Comment 29 David Williams CLA 2008-06-10 08:36:14 EDT
(In reply to comment #25)
> (In reply to comment #24)

> David: is it possible for you to have both plug-in and feature dependencies in
> your standard site.xml, or does that break?  That's what we currently have with
> Mylyn and are in the process of testing (so far so good).  For our 3.3-specific
> update site we are excluding the feature dependencies as we did for Europa.
> 

Not sure. I think if we had both, UM would still need to have the feature in a site.xml file, so not sure that would help. I'll test with final/official RC4 Ganymede site to see what effects are. 

It is a "hole" in Ganymede plan, though, that we haven't specified if we need to support both. Not sure why anyone would need the old UM (but, am willing to learn why). I don't mind supporting both, if really required, but don't' want to just assume we need to and do a bunch of work that's not really required.). 

Comment 30 Martin Oberhuber CLA 2008-06-10 09:21:25 EDT
Uhm, anybody thinking about upgrading Europa to Ganymede through UM? Wasn't that a hot topic back in the Europa days? That would be using old UM.
Comment 31 Martin Oberhuber CLA 2008-06-10 10:01:24 EDT
(In reply to comment #21)

I'm afraid this was not the right approach. 
I need to give up on the "wrapper feature" idea. After fighting PDE
Build for approx 16 hours now, I do not find a way of having the
wrapper features generated, and still getting source plugins 
generated.

It looks like I will have to introduce some feature dependencies,
although this limits the flexibility in which products can be
created.

I must say, this "specification update" of P2 has cost me
several grey hairs.
Comment 32 John Arthorne CLA 2008-06-10 10:34:43 EDT
Martin, I suggest entering a bug report against p2 for your use case described in comment #16. This is an interesting case that I believe isn't solved well in UM but p2 can actually support with the right metadata.

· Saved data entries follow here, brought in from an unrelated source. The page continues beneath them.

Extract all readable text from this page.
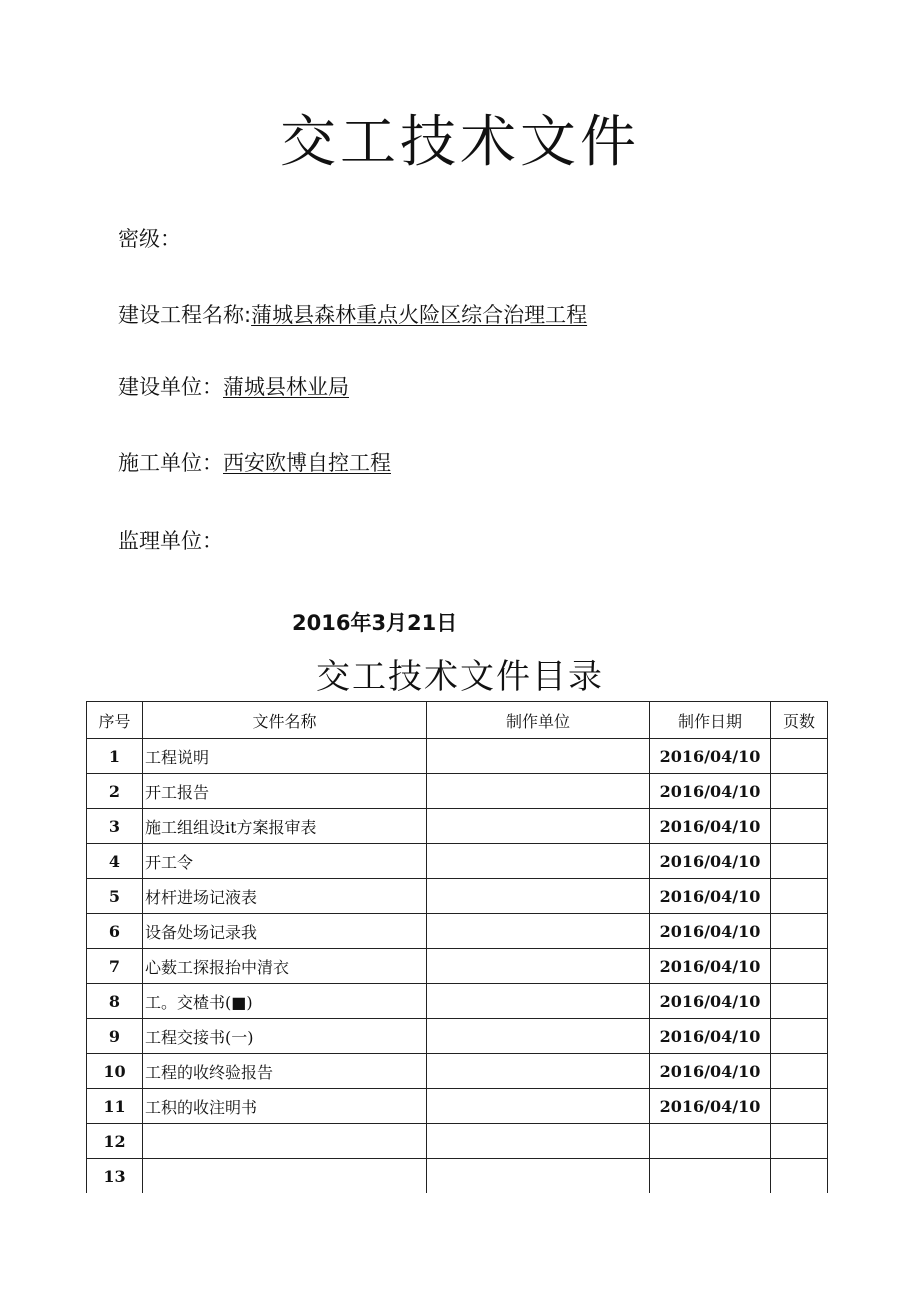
交工技术文件
密级：
建设工程名称:蒲城县森林重点火险区综合治理工程
建设单位：蒲城县林业局
施工单位：西安欧博自控工程
监理单位：
2016年3月21日
交工技术文件目录
序号	文件名称	制作单位	制作日期	页数
1	工程说明		2016/04/10	
2	开工报告		2016/04/10	
3	施工组组设it方案报审表		2016/04/10	
4	开工令		2016/04/10	
5	材杆进场记液表		2016/04/10	
6	设备处场记录我		2016/04/10	
7	心薮工探报抬中清衣		2016/04/10	
8	工。交楂书(■)		2016/04/10	
9	工程交接书(一)		2016/04/10	
10	工程的收终验报告		2016/04/10	
11	工积的收注明书		2016/04/10	
12				
13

It sounds like it would be incorrect to say "C/C++ Remote Debug Launcher" feature requires the "RSE Runtime" feature.  What it actually seems to depend on is some notion of "connection provider" that both "RSE Runtime" and your commercial offering provide. If this is the case, the "C/C++ Remote Debug Launcher" feature could in theory depend on a "connection provider" capability in the p2 metadata. Both the RSE Runtime and your commercial tool could provide this capability. At install time p2 would then look for a "connection provider" and resolve either the open source or commercial offering depending on what is in the available repositories.  In fact, once p2 API is available, you would be then able to have a "search for connection providers" option in your GUI that could go out and look for additional connection providers at runtime if the user didn't have the provider they needed. This is a bit advanced in the Ganymede timeframe because we lack APIS and authoring tools for p2 metadata, but it is an interesting direction to explore in the future.